The premise: After fifty years of searching, a British spy arrives in Springfield to unmask the Russian spy known as “The Grey Fox,” who he believes is Abe Simpson, enlisting Homer in planning his capture.
The reaction: There’s been a couple episodes this season where the lead character is a one-off guest star (Olivia Coleman in “The 7 Year Itch,” Ellie Kemper in “A Springfield Summer Christmas for Christmas,” Megan Mullally in “Uncut Femmes,”) and they’ve all come off very confusing and awkward. There’s varying levels of attempt to actually develop these new characters into someone you actually give a shit about following through a story, but this show can barely create engaging stories with its thirty-plus-year-old leads, let alone brand-new ones. Our focal point this time around is Terrence, an M15 agent who’s been hunting for a Russian spy for fifty years, finally arriving in Springfield to take down our very own Abe Simpson. First he must get Homer to help him, working to convince him his father is actually a spy, for reasons I’m not really sure why. How hard is it to apprehend a doddering old man like Abe? This is also one of those episodes where it’s treating its story a bit more seriously than most. Both acts end on dramatic moments with no jokes, there’s tense music as Homer considers whether his father is actually a spy, the two end up tied up in Terrence’s trunk and make tearful amends… but as usual, there’s literally nothing specific for me to latch onto to make me care. Terrence believes Abe, the Grey Fox, is getting nuclear secrets from Homer, but how? And to what end? He’s been doing this over fifty years and nothing of note has happened because of it? He implies that Abe’s influence is why Homer’s never been fired for his years of negligence, but how does that make sense? Also, Homer’s only worked at the plant for ten years, so what was Abe doing for the other forty? There’s no attempt to give us any information that might make us interested. Terrence gathers the barflies around to tell his life story, but then we just get a music montage of him talking. In the end, Terrence’s daughter reveals that his father is retired and is just deluded in his own senility, and Homer and Abe are saved before any tension can escalate or anything that might possibly be interesting happens. This one was a real snoozer; so many episodes feel like there was so little effort given in the writing, but this one seemed to completely fall asleep at the very premise. Abe is suspected of being a spy… that’s good enough, when’s lunch?
Three items of note:
– In the M15 flashback from fifty years ago, Terrence knows that the Grey Fox was part of the Flying Hellfish battalion and is in a small town with a nuclear plant. Wouldn’t there be some available recorded list of all the Hellfish soldiers? It’s not like it’s a secret. Springfield Cemetery has a Hellfish monument, that’s where they all were from. We also see from Terrence’s dossier that the Grey Fox is confirmed to be living in a town called Springfield. He doesn’t mention it aloud in the flashback, but it seems like this is the original report as the paper is all aged and ripped. So how many small towns with a nuclear plant are Springfields? How the hell did it take Terrence fifty goddamn years to find Abe?

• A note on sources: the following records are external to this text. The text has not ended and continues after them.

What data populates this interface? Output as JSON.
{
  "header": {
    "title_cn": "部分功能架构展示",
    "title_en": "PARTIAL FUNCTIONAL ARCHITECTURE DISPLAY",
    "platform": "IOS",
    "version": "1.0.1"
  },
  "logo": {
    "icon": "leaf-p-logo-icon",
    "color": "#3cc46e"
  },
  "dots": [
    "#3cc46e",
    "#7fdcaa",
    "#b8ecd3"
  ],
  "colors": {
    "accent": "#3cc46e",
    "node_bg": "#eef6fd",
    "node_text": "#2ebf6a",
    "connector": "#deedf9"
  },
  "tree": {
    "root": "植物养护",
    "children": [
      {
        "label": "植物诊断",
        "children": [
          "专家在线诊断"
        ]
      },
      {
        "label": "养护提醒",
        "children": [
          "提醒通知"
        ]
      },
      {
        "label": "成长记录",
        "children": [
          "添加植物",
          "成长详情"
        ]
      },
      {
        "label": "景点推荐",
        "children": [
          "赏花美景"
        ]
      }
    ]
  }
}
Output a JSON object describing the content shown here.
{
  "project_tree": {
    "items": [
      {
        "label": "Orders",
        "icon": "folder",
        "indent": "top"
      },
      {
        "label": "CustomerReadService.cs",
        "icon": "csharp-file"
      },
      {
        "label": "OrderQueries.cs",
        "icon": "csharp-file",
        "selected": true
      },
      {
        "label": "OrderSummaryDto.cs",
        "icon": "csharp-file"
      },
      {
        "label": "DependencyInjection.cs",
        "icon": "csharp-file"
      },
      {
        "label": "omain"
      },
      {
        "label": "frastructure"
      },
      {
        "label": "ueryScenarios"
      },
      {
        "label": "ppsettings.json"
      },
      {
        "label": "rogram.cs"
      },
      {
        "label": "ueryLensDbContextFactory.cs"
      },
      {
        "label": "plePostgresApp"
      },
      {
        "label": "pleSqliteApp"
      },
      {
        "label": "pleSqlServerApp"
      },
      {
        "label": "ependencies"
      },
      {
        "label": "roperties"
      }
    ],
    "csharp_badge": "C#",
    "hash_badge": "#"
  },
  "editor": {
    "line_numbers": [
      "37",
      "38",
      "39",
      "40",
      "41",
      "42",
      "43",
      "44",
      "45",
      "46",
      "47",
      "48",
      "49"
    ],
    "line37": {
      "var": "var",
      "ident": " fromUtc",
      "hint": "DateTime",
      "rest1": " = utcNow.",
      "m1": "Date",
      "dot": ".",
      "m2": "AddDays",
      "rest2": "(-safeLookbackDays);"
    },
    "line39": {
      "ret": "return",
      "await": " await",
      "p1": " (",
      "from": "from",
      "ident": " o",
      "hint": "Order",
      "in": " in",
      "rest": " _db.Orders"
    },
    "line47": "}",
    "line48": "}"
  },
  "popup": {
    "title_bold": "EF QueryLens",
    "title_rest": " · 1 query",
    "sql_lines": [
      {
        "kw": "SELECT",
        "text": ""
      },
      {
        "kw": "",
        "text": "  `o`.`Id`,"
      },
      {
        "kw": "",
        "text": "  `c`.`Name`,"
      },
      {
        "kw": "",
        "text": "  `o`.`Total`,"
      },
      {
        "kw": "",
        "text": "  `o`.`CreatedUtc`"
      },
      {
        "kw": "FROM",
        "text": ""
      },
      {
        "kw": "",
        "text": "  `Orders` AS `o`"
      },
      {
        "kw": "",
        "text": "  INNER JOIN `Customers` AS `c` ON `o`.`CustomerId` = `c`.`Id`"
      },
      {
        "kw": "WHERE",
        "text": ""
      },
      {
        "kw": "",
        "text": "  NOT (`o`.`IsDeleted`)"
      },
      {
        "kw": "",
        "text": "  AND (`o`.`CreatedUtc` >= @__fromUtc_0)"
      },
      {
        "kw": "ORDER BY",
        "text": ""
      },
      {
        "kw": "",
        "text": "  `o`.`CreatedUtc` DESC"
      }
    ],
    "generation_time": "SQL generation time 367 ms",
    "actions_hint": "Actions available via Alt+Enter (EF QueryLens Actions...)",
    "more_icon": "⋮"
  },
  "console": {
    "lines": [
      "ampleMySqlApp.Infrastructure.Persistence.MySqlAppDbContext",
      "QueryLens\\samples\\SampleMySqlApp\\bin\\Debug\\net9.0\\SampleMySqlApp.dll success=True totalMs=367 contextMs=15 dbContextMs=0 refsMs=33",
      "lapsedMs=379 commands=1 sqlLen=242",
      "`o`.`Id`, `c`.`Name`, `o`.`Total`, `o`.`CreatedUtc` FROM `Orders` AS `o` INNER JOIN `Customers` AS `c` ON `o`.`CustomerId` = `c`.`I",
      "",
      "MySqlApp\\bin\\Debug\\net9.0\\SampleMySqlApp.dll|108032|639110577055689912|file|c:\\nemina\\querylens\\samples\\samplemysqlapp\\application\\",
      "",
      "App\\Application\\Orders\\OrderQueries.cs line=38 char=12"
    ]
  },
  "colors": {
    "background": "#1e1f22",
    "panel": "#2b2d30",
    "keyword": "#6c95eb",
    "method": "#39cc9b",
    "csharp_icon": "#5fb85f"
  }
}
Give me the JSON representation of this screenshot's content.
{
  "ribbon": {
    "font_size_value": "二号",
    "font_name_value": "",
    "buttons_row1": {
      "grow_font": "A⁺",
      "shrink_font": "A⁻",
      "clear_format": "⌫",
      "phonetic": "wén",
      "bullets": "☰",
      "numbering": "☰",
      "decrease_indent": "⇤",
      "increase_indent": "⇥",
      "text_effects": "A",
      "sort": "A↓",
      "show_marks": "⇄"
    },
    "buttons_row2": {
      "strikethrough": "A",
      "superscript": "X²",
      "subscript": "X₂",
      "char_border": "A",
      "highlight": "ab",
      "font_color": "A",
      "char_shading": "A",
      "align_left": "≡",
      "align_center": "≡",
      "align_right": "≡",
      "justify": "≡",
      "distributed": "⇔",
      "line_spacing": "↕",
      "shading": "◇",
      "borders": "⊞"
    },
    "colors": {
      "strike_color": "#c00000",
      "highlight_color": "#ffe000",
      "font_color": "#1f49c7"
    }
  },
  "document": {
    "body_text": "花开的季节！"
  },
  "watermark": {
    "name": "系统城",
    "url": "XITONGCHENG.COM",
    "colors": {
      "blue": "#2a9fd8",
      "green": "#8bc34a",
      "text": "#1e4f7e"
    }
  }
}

– It’s really jarring anytime the show uses live action footage, which seems to happen at least once or twice a season now. In the Retirement Castle rec room, we see an old black-and-white live action movie playing on the big TV. I don’t know what it is, but I assume it’s some kind of old spy movie. Later, on the boardwalk, there’s a sign gag, “Joseph Cotten Candy,” featuring a real photo of old film star Joseph Cotten. I don’t know how many people actually know who Joseph Cotten is, but I’ll tell you what’s not going to help sell the joke: putting his actual fucking picture on screen. Was it worth it just to sell your awful pun? I guess he was in some old spy pictures? Both of these inclusions feel like another example of this show sometimes doing plot lines or extended references to source material that feels way too old for anyone in the audience to get. I really don’t know what the demographic breakdown of this show is anymore, but I would hazard a guess a lot more younger people watch it than senior citizens, who are the only people who could appreciate a Joseph Cotten reference, or a whole episode about the 1962 To Kill a Mockingbird film.
– Speaking of old references, Orson Welles (voiced by Maurice LaMarche, of course) makes an inexplicable cameo at the boardwalk getting on a Ferris wheel. I have no idea why he’s there, he just is, because why not. There was another recent episode within the last few years that featured Welles, and it feels weird that they’re still trotting this impression out. LaMarche’s Orson Welles is impeccable, without question, but both Pinky & the Brain and the infamous “green pea-ness” scene from The Critic are almost thirty years old. If you’re going to re-use the character so many times, you should have something new or interesting for him to do. The first time The Simpsons used LaMarche was in a Halloween episode fifteen years ago that recreated Orson Welles’ “War of the Worlds” broadcast, which was actually a pretty creative idea. Here, the joke is that Orson Welles was fat so they put a bowling ball on his Ferris wheel seat to balance the weight. Worth it!